La Morgan State University a créé une dotation « Leading the World » grâce au don de 40 millions de dollars de MacKenzie Scott, et la Bowie State University a affecté 22,5 millions de dollars sur les 25 millions de dollars donnés à son fonds d’investissement à long terme. Il ne s’agit pas d’apports ponctuels, mais d’accélérateurs institutionnels.
Méthodologie
Cependant, l’aspect le plus radical du don de MacKenzie Scott réside peut-être dans sa méthodologie. En supprimant les restrictions, elle renverse un siècle de paternalisme philanthropique qui dictait souvent la manière dont les institutions noires devaient dépenser leur argent. Sa philosophie est simple : ceux qui sont les plus proches du travail savent mieux que quiconque comment le pérenniser. Cette assurance tranquille est en soi une forme de protestation, qui ne repose pas sur une idéologie, mais sur la confiance.
Les universités américaines historiquement noires sont depuis longtemps des laboratoires de leadership, formant certains des plus grands esprits et des plus grandes voix morales des États-Unis. La vice-présidente des États-Unis sous Joe Biden, Kamala Harris, première femme et première personne de couleur à occuper ce poste, est diplômée de l’université Howard.
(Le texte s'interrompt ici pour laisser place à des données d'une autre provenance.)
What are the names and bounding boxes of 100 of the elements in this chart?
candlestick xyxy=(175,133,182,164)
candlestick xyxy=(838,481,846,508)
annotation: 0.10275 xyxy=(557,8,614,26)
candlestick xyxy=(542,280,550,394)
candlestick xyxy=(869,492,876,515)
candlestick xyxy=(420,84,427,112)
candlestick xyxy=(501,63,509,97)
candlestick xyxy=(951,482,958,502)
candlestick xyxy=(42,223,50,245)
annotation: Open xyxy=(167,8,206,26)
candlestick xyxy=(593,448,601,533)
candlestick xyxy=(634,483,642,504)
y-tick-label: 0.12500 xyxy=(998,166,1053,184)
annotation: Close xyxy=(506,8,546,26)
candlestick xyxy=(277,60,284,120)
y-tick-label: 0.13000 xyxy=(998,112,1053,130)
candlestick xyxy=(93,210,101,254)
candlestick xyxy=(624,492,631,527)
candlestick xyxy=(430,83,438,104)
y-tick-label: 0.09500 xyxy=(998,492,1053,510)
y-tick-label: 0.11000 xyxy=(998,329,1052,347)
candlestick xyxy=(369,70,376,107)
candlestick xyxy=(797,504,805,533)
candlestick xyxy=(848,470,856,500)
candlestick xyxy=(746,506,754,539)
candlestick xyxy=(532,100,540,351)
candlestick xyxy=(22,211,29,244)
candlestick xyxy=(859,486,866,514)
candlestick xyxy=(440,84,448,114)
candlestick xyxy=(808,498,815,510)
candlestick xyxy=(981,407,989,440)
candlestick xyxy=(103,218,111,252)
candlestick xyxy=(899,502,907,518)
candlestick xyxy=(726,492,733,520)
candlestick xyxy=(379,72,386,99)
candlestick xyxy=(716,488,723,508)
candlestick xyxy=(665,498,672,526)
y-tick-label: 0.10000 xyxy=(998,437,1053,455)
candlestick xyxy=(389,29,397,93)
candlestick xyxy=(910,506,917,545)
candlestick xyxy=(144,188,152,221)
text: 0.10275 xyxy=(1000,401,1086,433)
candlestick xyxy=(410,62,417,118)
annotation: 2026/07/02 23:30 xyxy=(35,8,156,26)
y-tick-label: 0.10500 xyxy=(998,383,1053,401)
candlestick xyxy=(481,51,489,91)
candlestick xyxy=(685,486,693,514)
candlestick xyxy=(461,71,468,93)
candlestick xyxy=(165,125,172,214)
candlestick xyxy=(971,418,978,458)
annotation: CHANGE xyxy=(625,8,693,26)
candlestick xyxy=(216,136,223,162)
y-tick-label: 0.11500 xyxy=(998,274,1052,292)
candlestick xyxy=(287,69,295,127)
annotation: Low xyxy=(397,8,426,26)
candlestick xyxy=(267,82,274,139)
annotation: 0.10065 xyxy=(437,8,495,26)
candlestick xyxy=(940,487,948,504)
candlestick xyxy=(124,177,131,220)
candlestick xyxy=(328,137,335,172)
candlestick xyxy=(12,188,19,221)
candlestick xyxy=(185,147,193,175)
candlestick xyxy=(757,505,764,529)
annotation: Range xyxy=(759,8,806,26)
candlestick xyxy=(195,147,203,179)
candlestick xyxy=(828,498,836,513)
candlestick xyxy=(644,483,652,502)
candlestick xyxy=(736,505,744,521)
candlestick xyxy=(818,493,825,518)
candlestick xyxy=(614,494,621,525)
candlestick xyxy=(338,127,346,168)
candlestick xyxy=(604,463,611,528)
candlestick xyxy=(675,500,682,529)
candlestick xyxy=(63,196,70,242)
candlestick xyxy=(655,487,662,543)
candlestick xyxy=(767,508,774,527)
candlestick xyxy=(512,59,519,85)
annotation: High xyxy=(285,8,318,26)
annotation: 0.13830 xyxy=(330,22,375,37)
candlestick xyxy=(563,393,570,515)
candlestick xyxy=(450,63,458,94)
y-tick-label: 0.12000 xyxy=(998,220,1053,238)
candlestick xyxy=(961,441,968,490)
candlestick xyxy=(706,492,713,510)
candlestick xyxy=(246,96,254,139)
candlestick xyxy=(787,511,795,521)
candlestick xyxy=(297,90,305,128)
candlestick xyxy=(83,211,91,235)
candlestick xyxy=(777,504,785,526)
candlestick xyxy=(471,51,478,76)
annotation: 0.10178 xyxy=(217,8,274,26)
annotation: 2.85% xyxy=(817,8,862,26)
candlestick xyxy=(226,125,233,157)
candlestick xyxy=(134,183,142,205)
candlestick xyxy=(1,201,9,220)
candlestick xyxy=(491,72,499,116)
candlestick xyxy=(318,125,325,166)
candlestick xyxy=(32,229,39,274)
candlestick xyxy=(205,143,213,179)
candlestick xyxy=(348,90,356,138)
Thurgood Marshall, premier juge noir de la Cour suprême des États-Unis. Martin Luther King Jr. a affiné son intellect et ses convictions au Morehouse College, une institution qui, comme de nombreuses universités américaines historiquement noires, a formé des générations de leaders qui ont fait progresser la promesse d’égalité et de justice aux États-Unis.
Leurs réalisations sont la preuve vivante que l’investissement dans les universités américaines historiquement noires n’est pas une œuvre de charité, mais une stratégie. Ces établissements ont toujours fait plus avec moins, formant une proportion disproportionnée de médecins, d’avocats, d’ingénieurs, d’éducateurs et de fonctionnaires noirs. Leur succès n’a jamais été en contradiction avec la soi-disant méritocratie américaine : il l’a plutôt incarnée. L’histoire des universités américaines historiquement noires est celle de l’excellence atteinte contre toute attente, et celle d’un peuple déterminé à construire, à enseigner et à diriger même lorsque les opportunités lui étaient refusées ailleurs.
MacKenzie Scott semble comprendre cela à un niveau profond. Son don de près d’un milliard de dollars aux universités américaines historiquement noires reflète non seulement sa générosité, mais aussi sa perspicacité, car elle reconnaît que le véritable progrès passe par l’investissement dans des institutions qui ont toujours obtenu des résultats. En faisant confiance à ces universités pour décider de leurs propres priorités, MacKenzie Scott affirme la valeur durable de l’excellence noire et de l’enseignement supérieur en tant que bien public. Sa philanthropie rappelle que la liberté, les opportunités et l’innovation prospèrent lorsqu’on investit non pas dans la division, mais dans le génie qui a toujours été là, transformant discrètement les États-Unis de l’intérieur.